Assembleia elege delegados ao ConCUT e ao CeCUT-SP

Delegados apresentados foram aprovados pela maioria

Por Adriana Franco - Sindicato dos Jornalistas Profissionais do Estado de São Paulo

Após a assembleia de prestação de contas desta quarta-feira (26), o Sindicato dos Jornalistas de São Paulo (SJSP) realizou mais uma assembleia para eleger os delegados e delegadas para o 13º Congresso Nacional da CUT (ConCUT) e o 15º Congresso Estadual da CUT São Paulo.

Paulo Zocchi, presidente do SJSP, e Lilian Parise, secretária de sindicalização, foram eleitos delegados ao 13º ConCUT. Já o secretário de finanças do Sindicato, Claudio Soares, e Cândida Vieira, secretária-geral, foram eleitos suplentes. A votação contou com a aprovação da maioria e três abstenções.

Para o Congresso Estadual da CUT São Paulo (CeCUT), Paulo Zocchi e Cândida Vieira foram eleitos delegados e José Eduardo, secretário de interior, e Solange Santana, da regional de Santos, foram eleitos suplentes. Assim como na votação anterior, a maioria aprovou os nomes e houve três abstenções. Além disso, Lilian Parise, secretária de sindicalização, e a diretora Fabiana Caramez são delegadas natas.

De acordo com os critérios, as entidades sindicais devem inscrever delegados conforme o número de sindicalizados declarados em abril de 2019 e na proporção estabelecida pelos editais e precisam respeitar a paridade.

O presidente do SJSP, Paulo Zocchi, ressaltou a importância do ConCUT na atual conjuntura de gigantes ataques aos direitos sociais e trabalhistas, a exemplo da reforma trabalhista. “A chapa inscrita para o ConCUT representa e se identifica com a luta contra o retrocesso e de representação da categoria” declarou Zocchi.

Durante a assembleia, foi discutido que a categoria tem um papel específico diante da conjuntura. Destacou-se não só a greve dos jornalistas de Alagoas como a importância do jornalismo para a democracia.

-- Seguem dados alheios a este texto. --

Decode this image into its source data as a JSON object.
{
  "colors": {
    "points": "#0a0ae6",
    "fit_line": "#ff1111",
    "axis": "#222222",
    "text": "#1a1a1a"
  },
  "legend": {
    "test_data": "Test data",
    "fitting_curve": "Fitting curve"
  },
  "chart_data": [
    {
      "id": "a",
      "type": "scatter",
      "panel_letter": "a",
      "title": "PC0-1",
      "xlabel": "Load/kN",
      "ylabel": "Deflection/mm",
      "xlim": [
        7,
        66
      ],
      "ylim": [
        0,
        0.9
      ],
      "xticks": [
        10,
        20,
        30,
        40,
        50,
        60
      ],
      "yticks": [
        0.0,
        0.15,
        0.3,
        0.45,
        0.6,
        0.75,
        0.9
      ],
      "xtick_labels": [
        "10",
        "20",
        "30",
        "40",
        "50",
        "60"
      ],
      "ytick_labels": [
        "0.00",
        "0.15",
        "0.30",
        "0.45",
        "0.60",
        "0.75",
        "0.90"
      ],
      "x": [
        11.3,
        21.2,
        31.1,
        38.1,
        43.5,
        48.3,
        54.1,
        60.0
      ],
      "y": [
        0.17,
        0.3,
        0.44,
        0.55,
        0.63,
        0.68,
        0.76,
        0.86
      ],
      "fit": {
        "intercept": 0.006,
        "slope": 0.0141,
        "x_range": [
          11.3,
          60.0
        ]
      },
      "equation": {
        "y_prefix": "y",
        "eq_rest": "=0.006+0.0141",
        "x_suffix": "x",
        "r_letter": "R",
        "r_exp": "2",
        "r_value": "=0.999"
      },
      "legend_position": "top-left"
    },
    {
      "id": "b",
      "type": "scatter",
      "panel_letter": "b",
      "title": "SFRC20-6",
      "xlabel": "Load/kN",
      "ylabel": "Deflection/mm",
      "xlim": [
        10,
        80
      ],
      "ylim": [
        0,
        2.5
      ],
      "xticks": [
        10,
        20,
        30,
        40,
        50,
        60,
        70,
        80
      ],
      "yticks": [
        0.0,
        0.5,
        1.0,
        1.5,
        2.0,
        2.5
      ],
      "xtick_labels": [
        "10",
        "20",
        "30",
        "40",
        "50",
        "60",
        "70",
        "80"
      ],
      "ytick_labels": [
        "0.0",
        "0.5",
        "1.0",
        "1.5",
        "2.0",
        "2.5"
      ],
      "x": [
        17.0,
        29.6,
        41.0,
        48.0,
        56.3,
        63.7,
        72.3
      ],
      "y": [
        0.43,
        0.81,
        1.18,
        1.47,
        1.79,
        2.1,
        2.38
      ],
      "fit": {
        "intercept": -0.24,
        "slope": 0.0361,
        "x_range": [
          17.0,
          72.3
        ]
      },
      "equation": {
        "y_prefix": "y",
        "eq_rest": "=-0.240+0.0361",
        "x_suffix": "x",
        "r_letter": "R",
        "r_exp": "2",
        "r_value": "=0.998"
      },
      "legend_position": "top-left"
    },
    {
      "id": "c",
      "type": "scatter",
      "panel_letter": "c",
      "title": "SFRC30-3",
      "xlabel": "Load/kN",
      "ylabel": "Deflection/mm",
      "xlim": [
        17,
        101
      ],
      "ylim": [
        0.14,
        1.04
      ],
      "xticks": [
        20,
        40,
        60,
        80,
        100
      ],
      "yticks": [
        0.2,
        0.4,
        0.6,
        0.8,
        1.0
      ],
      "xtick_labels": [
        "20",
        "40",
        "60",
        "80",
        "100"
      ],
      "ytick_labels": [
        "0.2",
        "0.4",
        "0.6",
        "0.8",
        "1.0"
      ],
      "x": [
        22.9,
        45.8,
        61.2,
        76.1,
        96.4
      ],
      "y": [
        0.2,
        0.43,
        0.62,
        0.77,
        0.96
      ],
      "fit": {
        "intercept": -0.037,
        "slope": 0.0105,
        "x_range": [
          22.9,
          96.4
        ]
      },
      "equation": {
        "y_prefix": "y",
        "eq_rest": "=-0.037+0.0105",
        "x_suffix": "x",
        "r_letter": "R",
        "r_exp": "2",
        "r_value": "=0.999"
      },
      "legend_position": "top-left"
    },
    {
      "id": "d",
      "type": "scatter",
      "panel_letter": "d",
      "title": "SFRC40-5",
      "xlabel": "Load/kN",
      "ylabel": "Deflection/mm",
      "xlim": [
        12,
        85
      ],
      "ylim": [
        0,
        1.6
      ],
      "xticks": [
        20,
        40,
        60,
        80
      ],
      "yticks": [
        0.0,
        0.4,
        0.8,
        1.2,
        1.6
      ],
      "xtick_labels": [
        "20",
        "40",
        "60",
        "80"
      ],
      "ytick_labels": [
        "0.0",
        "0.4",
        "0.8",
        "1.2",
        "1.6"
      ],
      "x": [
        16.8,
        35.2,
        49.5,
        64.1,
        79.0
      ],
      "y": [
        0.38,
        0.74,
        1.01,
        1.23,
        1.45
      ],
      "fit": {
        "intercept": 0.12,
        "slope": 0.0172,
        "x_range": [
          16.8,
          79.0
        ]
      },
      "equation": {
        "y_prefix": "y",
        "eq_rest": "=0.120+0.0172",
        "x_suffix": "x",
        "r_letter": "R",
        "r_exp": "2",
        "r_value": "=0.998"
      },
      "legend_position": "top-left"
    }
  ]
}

As denúncias divulgadas pelo The Intercept Brasil foram citadas como exemplo de que “o jornalismo está vivo”.

O diretor Norian Segatto falou do projeto de governo em atacar sindicatos tanto pelo aspecto financeiro, com as recentes medidas que retiram e inviabilizam o financiamento sindical de forma coletiva, como por meio da criminalização. Para ele, o Congresso da CUT se dá neste cenário e afirmou que “é preciso a força dos trabalhadores para resistir”.

Ao final, o secretário do interior José Eduardo Souza leu uma moção de solidariedade ao movimento de moradia, que teve militantes presos no dia 24 de junho. A moção foi aprovada pela assembleia, bem como outra moção de apoio à greve dos jornalistas de Alagoas.

Leia abaixo a moção de solidariedade ao movimento de moradia.

Nota de solidariedade à luta por moradia!

O Sindicato dos Jornalistas Profissionais no Estado de São Paulo repudia a escalada de criminalização dos movimentos sociais, expresso no dia 24 de junho pela prisão de militantes do Movimento dos Trabalhadores Sem Teto do Centro de São Paulo, além de mandados de busca e apreensão a diversas outras lideranças.

Em nota, o Movimento Sem Teto do Centro (MSTC) informou que “o pedido de prisão temporária integra investigação sobre o prédio que desabou no Largo do Paissandu, em maio de 2018, e se baseia na declaração de supostas testemunhas sobre cobrança indevida de aluguel”. Entretanto, não existem provas ou motivações jurídicas para tal decisão, configurando-se prisões arbitrárias e ações coercitivas que visam a criminalizar quem luta pelo direito à moradia.

Em defesa da democracia e dos Direitos Humanos, o Sindicato dos Jornalistas Profissionais no Estado de São Paulo exige a imediata libertação dessas lideranças. Moradia é um direito. Lutar não é crime!